Oregon Prison Industries produces a line of "prison blues" jeans. An ad in its catalogue shows a handsome prison inmate saying, "I say we should make bell-bottoms. They say I've been in here too long."

Prison industries often compete directly with private industry. Small furniture manufacturers around the country complain that they are being driven out of business by UNICOR, which pays 23 cents an hour and has the inside track on government contracts.

US Technologies sold its electronics plant in Austin, Texas, leaving its 150 workers unemployed. Six weeks later, the electronics plant reopened in a nearby prison.

The war on drugs


The "war on drugs" launched by President Reagan in the mid-'80s has been fought on interlocking international and domestic fronts.

At the international level, the war on drugs has been both a cynical cover-up of US government involvement in the drug trade, as well as justification for US military intervention and control in the Third World.

Over the last 50 years, the primary avowed goal of US foreign policy has been "to fight communism" (and protect corporate interests). To this end, the US government has, with regularity, formed strategic alliances with drug dealers throughout the world.

At the conclusion of World War II, the OSS (precursor of the CIA) allied itself with heroin traders on the docks of Marseilles in an effort to wrest power away from communist dock workers.

During the Vietnam War, the CIA aided the heroin-producing Hmong tribesmen in the Golden Triangle area. In return for their cooperation with the US government's war against the Vietnamese National Liberation Front and other national liberation forces, the CIA flew local heroin out of south-east Asia into the US. It's no accident that heroin addiction in the US rose exponentially in the 1960s.

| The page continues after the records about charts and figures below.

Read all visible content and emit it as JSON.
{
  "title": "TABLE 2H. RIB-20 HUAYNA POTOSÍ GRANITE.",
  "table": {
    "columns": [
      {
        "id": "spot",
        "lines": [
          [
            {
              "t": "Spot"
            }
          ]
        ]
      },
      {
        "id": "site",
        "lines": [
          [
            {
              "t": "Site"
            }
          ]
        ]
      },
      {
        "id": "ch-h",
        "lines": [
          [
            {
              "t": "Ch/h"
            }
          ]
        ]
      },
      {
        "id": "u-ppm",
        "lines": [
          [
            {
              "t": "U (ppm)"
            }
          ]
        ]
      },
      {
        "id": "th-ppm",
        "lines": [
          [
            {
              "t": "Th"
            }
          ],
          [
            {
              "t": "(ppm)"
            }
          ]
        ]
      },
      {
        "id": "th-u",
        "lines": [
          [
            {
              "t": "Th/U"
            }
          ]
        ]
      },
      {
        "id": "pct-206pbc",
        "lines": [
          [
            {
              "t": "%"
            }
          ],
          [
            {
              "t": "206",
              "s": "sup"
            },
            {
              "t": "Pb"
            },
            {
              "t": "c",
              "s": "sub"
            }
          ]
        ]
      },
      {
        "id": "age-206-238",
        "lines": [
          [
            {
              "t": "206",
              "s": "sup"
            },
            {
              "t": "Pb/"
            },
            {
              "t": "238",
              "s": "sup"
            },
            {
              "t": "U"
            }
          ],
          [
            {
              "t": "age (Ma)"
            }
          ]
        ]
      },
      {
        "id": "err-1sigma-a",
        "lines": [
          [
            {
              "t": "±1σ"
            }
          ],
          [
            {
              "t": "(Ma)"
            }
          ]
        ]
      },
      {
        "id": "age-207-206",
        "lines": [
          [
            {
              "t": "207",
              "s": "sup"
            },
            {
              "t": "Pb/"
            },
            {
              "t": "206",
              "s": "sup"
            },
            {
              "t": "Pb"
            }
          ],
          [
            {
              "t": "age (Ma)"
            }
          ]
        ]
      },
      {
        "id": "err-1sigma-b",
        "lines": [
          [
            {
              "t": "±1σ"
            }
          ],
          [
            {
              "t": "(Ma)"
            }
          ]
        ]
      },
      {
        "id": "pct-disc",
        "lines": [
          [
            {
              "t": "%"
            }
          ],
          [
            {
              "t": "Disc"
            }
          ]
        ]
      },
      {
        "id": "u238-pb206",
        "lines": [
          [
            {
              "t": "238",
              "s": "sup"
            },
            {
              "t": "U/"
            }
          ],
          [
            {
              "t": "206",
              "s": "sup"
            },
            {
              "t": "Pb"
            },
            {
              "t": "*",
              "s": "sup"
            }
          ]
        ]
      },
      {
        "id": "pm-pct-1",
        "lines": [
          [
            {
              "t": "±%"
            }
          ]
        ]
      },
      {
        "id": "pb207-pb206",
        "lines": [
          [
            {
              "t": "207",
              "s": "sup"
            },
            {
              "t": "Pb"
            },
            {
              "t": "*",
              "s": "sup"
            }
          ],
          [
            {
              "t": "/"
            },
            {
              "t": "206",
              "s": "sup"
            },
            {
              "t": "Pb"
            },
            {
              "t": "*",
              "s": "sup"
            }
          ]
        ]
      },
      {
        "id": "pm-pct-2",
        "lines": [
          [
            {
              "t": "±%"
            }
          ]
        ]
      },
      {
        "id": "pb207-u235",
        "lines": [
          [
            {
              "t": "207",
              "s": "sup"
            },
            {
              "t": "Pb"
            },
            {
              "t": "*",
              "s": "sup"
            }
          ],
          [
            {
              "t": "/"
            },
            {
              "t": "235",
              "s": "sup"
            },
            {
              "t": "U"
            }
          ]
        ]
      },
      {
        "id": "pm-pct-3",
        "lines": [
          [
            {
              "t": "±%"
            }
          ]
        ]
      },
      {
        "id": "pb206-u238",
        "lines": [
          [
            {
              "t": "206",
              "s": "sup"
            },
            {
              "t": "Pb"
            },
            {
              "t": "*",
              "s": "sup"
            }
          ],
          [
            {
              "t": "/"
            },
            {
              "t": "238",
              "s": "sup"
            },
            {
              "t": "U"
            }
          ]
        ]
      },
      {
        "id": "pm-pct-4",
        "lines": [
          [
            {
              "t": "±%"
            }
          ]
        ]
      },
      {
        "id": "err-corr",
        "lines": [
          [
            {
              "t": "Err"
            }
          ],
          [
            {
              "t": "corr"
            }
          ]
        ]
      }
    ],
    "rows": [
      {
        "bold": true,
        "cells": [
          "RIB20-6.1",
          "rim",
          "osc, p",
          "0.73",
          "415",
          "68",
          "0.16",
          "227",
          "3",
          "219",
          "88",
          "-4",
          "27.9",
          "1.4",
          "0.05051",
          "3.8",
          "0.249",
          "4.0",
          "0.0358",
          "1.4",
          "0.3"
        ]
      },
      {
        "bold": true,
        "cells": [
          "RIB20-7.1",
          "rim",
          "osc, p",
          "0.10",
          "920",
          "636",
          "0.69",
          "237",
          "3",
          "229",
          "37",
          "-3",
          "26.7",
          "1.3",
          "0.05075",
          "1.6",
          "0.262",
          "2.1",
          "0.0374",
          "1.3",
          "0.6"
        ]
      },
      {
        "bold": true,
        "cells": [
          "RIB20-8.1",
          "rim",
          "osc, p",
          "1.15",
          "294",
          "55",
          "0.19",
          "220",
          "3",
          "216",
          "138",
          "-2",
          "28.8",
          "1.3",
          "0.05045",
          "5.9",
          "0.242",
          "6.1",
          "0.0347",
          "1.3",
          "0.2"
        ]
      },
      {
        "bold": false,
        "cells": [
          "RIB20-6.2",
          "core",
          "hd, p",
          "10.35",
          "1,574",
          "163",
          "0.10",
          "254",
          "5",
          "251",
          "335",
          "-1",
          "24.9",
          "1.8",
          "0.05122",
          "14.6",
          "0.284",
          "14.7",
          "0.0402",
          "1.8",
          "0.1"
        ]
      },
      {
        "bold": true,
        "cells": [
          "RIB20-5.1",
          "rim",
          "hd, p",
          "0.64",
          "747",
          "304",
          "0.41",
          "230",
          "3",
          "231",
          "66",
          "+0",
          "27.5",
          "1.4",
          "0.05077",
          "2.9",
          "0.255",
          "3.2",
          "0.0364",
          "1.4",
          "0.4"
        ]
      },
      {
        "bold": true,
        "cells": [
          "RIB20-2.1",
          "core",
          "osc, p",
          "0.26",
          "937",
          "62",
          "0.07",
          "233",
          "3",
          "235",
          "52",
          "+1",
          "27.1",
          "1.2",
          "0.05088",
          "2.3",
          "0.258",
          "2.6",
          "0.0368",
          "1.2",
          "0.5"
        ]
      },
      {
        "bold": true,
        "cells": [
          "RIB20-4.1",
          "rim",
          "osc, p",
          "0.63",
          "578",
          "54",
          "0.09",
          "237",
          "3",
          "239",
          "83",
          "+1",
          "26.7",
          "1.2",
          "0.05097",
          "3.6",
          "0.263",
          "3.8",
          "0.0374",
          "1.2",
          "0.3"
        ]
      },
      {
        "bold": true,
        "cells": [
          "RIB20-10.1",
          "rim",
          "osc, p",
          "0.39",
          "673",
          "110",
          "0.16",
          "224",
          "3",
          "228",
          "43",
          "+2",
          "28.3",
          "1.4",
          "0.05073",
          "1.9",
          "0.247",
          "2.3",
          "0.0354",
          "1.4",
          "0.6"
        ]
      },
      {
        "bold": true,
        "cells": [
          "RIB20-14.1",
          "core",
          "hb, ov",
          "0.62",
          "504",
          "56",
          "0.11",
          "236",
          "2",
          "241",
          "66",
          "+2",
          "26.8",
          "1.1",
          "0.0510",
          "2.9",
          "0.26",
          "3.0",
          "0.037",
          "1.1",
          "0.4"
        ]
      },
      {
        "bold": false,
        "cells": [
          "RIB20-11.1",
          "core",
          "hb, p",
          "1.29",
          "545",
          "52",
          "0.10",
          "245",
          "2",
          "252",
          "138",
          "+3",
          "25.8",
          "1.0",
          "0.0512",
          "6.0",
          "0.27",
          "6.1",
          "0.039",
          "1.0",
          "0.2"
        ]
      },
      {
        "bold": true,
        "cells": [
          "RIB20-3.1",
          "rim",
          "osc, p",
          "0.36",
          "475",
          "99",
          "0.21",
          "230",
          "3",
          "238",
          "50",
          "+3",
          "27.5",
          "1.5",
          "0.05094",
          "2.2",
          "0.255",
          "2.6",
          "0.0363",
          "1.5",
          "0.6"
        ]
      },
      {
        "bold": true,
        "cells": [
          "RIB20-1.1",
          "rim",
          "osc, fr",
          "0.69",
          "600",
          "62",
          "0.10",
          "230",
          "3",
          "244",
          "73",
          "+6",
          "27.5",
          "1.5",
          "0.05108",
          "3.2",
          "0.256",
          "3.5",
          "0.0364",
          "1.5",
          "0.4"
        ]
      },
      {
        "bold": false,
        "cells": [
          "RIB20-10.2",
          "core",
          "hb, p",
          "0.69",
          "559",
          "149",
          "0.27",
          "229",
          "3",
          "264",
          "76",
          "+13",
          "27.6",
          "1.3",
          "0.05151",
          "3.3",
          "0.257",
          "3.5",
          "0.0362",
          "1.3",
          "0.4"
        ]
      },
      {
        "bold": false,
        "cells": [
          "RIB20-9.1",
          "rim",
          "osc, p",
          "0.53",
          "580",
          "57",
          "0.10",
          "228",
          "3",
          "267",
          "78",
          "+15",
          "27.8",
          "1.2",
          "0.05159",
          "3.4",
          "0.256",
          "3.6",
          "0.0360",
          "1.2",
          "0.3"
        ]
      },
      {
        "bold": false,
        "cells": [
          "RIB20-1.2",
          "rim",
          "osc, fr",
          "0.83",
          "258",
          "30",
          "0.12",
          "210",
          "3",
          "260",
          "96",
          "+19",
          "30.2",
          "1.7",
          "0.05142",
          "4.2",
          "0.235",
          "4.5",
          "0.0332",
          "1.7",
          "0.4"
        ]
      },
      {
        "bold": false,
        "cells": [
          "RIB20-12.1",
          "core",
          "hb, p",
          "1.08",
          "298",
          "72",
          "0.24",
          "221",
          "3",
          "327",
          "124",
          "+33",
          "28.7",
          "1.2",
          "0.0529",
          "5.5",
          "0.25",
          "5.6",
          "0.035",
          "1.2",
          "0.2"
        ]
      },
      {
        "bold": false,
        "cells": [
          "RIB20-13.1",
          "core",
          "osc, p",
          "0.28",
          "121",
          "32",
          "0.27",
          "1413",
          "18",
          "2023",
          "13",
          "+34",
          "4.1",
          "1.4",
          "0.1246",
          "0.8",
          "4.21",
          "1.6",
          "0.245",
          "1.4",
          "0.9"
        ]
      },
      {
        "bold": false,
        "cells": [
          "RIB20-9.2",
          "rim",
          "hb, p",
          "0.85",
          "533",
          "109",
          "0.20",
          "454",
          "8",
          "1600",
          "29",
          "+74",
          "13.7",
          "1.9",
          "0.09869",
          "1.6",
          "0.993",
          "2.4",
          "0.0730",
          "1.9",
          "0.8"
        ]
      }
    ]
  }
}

Nor is it an accident that cocaine began to proliferate in the US during the 1980s. Central America is the strategic midpoint for air travel between Colombia and the US. The Contra war against Sandinista Nicaragua, as well as the war against the national liberation forces in El Salvador, was largely about control of this critical area.

When Congress cut off financial support for the Contras, Oliver North and Bill Casey found other ways to fund the Contra resupply operations at Reagan and Bush's behest, in part through drug dealing. Planes loaded with arms for the Contras took off from the southern US, off-loaded their weapons on private landing strips in Honduras, then loaded up with cocaine for the return trip.

US military presence in Latin America has not stopped drug traffic, but it has influenced aspects of the drug trade, and is a powerful force of social control in the region.

US military intervention — whether in propping up dictators or squashing peasant uprisings — now operates under cover of the righteous "war against drugs and narco-terrorism", while the real narco-terrorists and narco-dictators operate with US protection.

In Mexico, for example, US military aid supposedly earmarked for the drug war is being used to arm Mexican troops in the southern part of the country. The drug trade (production, transfer and distribution points), however, is all in the north. The drug war money is being used primarily to fight the Zapatista rebels in the southern state of Chiapas.

In the Colombian jungles of Cartagena de Chaira, coca has become the only viable commercial crop. In 1996, 30,000 farmers blocked roads and airstrips to prevent crop spraying from aircraft.

The Revolutionary Armed Forces of Colombia, one of the oldest guerrilla organizations in Latin America, held 60 government soldiers hostage for nine months, demanding that the military leave the jungle, that social services be increased and that alternative crops be made available to farmers.

Given the notorious involvement of Colombia's highest officials with the powerful drug cartels, it is not surprising that most US drug war military aid actually goes to fighting the guerrillas.

One result of the international war on drugs has been the internationalization of the US prison population.

For the most part, it's the low level "mules" carrying drugs into the US who are captured and incarcerated in ever-increasing numbers. At least 25% of inmates in the federal prison system today will be subject to deportation when their sentences are completed.